The Night Market Sprint. We bet we could hit five stalls in ten minutes, but the scent of charred squid and the humid, electric press of the crowd slowed us to a crawl. "We're losing time!" I hissed, but the siren call of fried delicacies won. Result: A delicious failure, returning to the hotel with grease-stained bags and a shared sense of defeat.
The 'Plank' Bed Challenge. One of us read a review about the firmness, so we treated it like a competition to see who would crack first under the pressure of a mattress that felt like a sidewalk. Result: An unexpected failure; by 7 a.m., we were staring at the ceiling in the pale morning light, wondering if our spines had actually fused into mahogany.
The Hydro-Massage Endurance Test. We tried to outlast the pulsing jets in the Superior Double Room’s tub, the steam smelling of salt and minerals while the water roared like a distant waterfall. Result: Success; the September chill outside made the heat feel like a heavy, warm blanket, and we melted into a collective, pruned-finger silence.

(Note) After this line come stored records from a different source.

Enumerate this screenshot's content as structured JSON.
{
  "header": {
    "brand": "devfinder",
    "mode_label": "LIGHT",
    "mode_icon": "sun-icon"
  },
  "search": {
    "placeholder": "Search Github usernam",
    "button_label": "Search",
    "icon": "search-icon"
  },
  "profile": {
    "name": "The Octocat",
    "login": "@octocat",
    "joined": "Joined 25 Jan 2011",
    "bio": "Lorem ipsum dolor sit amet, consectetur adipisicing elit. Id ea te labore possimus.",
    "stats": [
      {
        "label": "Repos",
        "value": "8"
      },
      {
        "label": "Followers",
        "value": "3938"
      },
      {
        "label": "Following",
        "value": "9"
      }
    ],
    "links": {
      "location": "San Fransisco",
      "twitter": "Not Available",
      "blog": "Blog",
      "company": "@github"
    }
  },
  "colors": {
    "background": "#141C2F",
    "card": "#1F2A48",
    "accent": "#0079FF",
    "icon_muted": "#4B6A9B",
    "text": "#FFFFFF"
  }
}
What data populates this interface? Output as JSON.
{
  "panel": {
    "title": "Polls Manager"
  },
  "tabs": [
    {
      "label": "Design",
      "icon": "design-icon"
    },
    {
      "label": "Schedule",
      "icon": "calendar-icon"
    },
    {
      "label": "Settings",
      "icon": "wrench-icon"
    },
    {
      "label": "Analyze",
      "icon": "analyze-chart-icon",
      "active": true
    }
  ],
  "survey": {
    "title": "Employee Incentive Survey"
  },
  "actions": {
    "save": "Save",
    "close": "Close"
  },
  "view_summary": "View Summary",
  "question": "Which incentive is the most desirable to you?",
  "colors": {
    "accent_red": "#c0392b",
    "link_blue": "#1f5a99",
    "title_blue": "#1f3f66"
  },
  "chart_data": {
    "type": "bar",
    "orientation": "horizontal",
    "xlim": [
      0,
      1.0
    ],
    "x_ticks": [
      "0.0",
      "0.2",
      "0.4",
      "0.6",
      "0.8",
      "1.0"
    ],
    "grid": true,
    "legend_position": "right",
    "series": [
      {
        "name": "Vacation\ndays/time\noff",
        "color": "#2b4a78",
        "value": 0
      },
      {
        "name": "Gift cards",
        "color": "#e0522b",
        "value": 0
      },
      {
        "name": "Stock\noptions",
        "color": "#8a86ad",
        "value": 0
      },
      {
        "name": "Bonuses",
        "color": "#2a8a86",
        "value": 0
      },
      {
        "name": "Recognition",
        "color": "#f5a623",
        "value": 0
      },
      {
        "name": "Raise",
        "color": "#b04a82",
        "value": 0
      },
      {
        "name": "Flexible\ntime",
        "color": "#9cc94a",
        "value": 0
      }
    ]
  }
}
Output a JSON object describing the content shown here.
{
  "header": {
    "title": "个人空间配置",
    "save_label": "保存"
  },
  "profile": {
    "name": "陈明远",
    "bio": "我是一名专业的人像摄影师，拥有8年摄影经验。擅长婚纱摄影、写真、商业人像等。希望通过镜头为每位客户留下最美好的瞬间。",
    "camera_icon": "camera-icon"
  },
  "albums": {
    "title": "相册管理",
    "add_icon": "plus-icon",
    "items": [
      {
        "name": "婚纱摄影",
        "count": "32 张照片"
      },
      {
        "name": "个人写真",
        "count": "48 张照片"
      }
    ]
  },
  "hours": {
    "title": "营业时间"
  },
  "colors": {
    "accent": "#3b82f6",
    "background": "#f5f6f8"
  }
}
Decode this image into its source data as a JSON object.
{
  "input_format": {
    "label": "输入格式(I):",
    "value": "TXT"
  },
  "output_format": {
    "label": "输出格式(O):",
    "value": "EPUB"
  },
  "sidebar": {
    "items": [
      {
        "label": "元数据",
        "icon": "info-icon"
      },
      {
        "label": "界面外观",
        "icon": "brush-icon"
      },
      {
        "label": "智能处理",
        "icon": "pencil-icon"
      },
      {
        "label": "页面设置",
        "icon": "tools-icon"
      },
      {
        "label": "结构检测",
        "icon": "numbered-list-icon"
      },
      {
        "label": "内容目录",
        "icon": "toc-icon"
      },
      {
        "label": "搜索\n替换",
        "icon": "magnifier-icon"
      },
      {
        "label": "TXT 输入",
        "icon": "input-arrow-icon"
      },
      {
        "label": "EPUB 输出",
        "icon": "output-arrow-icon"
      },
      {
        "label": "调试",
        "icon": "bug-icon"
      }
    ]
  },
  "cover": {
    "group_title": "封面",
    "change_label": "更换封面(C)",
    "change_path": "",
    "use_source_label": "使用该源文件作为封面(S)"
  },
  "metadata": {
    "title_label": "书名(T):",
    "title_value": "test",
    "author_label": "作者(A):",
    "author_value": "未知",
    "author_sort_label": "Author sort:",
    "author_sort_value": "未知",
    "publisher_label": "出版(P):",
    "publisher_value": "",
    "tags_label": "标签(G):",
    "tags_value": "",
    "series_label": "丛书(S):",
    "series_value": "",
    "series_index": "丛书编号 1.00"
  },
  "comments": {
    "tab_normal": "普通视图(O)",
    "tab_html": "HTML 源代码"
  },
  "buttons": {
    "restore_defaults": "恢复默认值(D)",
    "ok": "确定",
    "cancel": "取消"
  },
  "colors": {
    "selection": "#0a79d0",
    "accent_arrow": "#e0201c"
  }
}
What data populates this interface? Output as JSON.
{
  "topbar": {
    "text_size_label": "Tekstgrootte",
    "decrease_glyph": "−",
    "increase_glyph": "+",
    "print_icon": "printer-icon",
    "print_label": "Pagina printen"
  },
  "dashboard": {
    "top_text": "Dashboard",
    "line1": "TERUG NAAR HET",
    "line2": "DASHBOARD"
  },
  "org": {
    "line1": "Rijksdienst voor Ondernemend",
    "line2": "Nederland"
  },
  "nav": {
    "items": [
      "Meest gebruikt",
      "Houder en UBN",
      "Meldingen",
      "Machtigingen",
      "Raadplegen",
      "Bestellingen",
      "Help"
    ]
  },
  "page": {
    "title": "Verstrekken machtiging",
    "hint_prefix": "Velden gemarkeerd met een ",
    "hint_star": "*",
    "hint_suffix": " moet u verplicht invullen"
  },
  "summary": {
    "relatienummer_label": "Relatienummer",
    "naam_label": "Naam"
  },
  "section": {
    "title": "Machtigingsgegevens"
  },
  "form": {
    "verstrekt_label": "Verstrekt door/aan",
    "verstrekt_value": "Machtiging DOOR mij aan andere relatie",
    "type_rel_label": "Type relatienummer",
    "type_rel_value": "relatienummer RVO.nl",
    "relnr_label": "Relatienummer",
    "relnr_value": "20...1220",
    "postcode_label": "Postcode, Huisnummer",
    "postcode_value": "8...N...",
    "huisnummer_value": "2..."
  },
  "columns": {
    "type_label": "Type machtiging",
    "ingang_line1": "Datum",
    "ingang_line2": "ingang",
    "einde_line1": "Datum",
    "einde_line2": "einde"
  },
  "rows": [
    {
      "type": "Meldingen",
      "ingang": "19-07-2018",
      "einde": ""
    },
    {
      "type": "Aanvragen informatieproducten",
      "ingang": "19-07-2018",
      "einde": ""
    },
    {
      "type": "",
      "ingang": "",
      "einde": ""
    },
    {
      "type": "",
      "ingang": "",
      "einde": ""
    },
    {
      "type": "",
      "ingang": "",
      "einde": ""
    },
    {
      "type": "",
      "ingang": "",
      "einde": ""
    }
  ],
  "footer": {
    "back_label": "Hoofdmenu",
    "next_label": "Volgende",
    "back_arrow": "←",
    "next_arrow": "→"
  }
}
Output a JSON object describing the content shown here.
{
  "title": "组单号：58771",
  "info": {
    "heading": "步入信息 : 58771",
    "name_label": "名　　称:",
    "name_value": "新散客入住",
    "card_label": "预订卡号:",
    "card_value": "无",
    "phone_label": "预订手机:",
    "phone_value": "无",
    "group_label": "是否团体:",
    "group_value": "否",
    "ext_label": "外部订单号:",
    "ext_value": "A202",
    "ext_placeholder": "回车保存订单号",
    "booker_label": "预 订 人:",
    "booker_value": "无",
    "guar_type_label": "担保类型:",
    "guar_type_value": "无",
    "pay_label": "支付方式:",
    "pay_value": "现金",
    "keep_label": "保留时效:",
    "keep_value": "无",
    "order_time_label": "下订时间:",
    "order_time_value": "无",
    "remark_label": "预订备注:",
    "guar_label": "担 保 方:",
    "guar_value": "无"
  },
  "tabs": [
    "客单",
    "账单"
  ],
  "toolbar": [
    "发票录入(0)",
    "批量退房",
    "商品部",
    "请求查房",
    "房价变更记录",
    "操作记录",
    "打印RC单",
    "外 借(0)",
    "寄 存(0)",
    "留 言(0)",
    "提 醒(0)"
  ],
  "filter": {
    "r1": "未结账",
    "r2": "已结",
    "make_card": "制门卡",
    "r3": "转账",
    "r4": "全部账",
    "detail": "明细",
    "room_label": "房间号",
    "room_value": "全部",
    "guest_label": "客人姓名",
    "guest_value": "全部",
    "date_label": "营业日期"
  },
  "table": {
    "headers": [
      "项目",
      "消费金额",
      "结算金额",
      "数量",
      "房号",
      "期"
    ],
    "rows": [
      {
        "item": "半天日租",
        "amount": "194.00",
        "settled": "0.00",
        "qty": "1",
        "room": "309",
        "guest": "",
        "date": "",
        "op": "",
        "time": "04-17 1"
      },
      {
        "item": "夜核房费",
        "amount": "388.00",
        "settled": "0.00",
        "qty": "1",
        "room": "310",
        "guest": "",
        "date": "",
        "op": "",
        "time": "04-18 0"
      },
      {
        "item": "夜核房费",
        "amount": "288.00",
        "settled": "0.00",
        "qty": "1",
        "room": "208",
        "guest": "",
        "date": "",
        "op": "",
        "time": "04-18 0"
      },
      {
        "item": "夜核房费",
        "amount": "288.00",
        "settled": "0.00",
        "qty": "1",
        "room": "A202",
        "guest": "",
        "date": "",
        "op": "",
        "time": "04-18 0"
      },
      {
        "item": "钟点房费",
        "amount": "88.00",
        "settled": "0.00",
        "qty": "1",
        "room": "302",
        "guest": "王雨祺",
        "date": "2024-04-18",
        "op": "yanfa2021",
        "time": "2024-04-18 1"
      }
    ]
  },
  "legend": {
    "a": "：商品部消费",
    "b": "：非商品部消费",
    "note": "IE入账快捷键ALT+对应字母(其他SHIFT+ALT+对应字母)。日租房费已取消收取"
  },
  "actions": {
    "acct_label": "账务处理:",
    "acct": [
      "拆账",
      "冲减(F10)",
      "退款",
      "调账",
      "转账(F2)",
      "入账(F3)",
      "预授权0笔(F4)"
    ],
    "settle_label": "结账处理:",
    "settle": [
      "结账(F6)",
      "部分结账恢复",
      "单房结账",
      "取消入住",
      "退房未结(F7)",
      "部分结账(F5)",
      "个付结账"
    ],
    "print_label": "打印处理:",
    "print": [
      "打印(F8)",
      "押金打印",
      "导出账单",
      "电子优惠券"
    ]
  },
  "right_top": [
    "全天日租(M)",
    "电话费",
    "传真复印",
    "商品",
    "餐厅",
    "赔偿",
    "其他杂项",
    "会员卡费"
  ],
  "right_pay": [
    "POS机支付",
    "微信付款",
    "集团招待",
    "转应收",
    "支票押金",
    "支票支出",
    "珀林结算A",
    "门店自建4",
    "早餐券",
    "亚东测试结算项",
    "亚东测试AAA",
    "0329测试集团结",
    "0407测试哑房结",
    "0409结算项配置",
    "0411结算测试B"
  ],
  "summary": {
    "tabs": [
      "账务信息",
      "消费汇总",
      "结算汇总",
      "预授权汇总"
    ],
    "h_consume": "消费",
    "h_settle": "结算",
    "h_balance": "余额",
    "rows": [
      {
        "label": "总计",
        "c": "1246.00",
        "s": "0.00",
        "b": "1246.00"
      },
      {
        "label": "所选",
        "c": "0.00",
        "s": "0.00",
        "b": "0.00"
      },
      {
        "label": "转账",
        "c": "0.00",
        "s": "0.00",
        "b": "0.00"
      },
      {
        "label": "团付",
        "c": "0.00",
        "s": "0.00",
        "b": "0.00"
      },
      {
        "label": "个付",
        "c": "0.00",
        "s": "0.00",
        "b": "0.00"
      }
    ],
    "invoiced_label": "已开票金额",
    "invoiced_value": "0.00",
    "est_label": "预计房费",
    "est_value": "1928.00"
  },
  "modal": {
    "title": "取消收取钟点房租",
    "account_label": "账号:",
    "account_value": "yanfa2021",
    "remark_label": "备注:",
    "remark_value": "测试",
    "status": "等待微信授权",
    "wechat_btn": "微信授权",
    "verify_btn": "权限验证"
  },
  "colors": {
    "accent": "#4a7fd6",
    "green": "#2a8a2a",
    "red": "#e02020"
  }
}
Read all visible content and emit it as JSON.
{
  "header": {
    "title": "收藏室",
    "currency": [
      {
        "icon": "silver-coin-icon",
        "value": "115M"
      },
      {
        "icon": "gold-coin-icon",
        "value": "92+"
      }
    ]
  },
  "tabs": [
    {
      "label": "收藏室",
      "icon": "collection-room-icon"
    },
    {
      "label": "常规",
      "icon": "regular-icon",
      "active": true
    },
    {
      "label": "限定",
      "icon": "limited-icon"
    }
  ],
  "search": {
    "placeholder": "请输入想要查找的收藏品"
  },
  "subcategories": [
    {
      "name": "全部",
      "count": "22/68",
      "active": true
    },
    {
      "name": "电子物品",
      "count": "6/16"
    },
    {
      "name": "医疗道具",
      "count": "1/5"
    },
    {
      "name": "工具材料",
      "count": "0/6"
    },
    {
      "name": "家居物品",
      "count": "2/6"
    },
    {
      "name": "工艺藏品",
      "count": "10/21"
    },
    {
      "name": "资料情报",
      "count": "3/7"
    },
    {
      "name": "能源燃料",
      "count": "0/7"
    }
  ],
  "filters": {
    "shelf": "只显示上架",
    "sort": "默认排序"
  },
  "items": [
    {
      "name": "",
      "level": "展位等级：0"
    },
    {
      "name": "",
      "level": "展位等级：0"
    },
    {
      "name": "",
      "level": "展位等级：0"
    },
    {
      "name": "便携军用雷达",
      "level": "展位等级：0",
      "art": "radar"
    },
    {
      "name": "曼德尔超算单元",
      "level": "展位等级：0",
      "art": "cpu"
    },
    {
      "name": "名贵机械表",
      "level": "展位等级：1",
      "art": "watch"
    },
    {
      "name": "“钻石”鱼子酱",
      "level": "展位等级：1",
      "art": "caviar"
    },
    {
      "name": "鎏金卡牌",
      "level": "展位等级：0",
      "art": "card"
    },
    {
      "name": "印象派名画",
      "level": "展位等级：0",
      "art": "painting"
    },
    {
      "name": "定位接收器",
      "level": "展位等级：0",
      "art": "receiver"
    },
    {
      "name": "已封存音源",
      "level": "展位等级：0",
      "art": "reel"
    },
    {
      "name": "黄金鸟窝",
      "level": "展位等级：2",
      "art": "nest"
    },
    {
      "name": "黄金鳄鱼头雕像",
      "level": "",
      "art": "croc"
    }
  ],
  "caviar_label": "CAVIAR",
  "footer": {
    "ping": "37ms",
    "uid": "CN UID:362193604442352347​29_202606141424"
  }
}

The Massage Chair Literature Club. We attempted to read those thick, pretentious novels we’d packed, but the rhythmic, mechanical kneading of the chair had other plans for our consciousness. Result: An unexpected nap; our intellectual ambitions were replaced by a series of very loud, synchronized snores that echoed in the quiet room.
The Final Tally
The real luxury of Yi Da Qi Che Lv Guan is how its colorful rooms filter out Taichung's neon hum. The bed was a joke—a rigid slab—but the massage chair was the highlight, kneading the city's stress from our bones.
A cold, beaded glass on a white bedside table.
- Hit the massage chair immediately after the night market walk.
- Bring a plush pillow if you fear the 'plank' bed.